The proposed bipartisan committee to oversee the Election Commission (EC) should be empowered to look into several necessary changes to the commission as recommended by two NGOs.
These recommendations have been detailed in the interim election observation report that Institute for Democracy and Economic Affairs (Ideas) and the Centre for Public Policy Studies (CPPS) jointly produced.
Both think tanks were election observers accredited by the EC.
"This announcement is only a small step towards improving the level of public trust in the EC. The more important part is in the implementation.
"I urge the prime minister, and the current members of the EC, to give this special bipartisan parliamentary committee real teeth to do its job," Ideas CEO Wan Saiful Wan Jan (left) said in a statement today.
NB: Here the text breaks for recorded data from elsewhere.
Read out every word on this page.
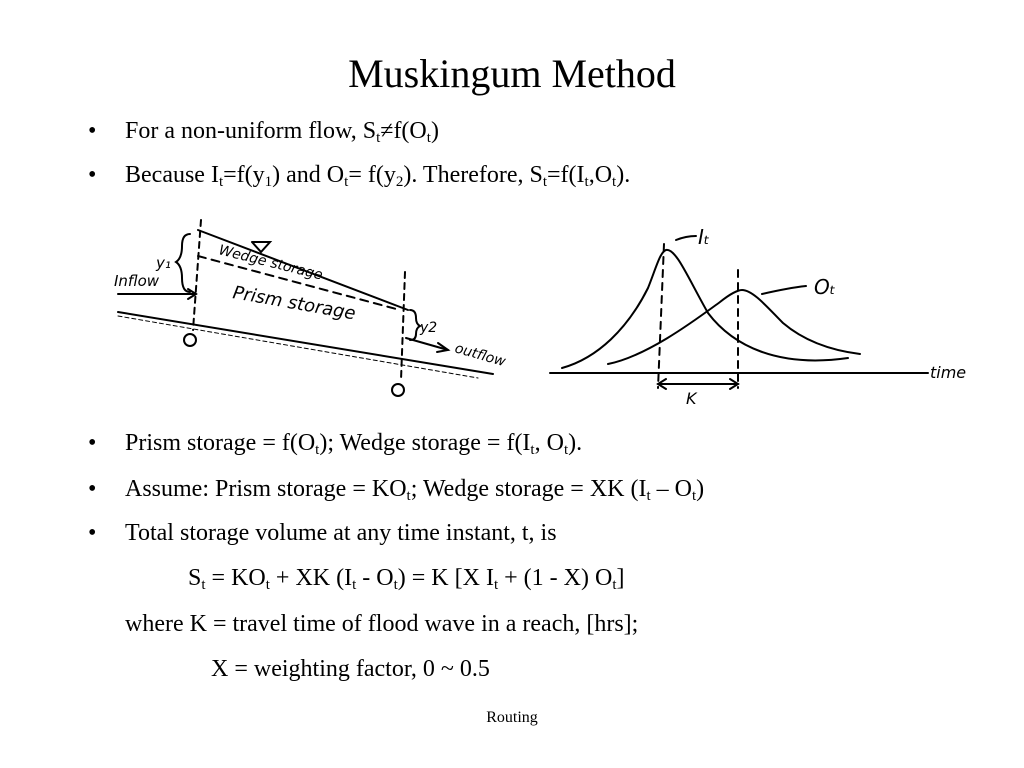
Muskingum Method
• For a non-uniform flow, $S_t\ne f(O_t)$
• Because $I_t=f(y_1)$ and $O_t= f(y_2)$. Therefore, $S_t=f(I_t,O_t)$.
y₁	Wedge storage
Inflow
Prism storage
y2
outflow
Iₜ
Oₜ
K
time
• Prism storage = $f(O_t)$; Wedge storage = $f(I_t$, $O_t$).
• Assume: Prism storage = $KO_t$; Wedge storage = XK $(I_t - O_t)$
• Total storage volume at any time instant, t, is
$S_t = KO_t$ + XK $(I_t - O_t) = K$ [X $I_t + (1 - X)$ $O_t$]
where K = travel time of flood wave in a reach, [hrs];
X = weighting factor, 0 ~ 0.5
Routing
These recommendations include:
- The parliamentary committee should have the power to advise the Yang di-Pertuan Agong on the appointment and removal of EC members;
- Members of the EC should be recruited transparently from among experts in the field, preferably employing a competitive application and head-hunting process. The key criteria for EC membership should be the individual's core competence and their ability to command public confidence;
- The EC should have the powers to recruit and manage its own staff, independent from the civil service. The current approach of seconding staff from the civil service should stop, though former and existing civil servants should not be barred from applying; and
- The EC should devise a coherent public relations strategy, which must include a policy that prevents any EC member from making statements that could be construed as politically partisan.
However, Najib did not reveal any details about the committee, other than that it would be bipartisan.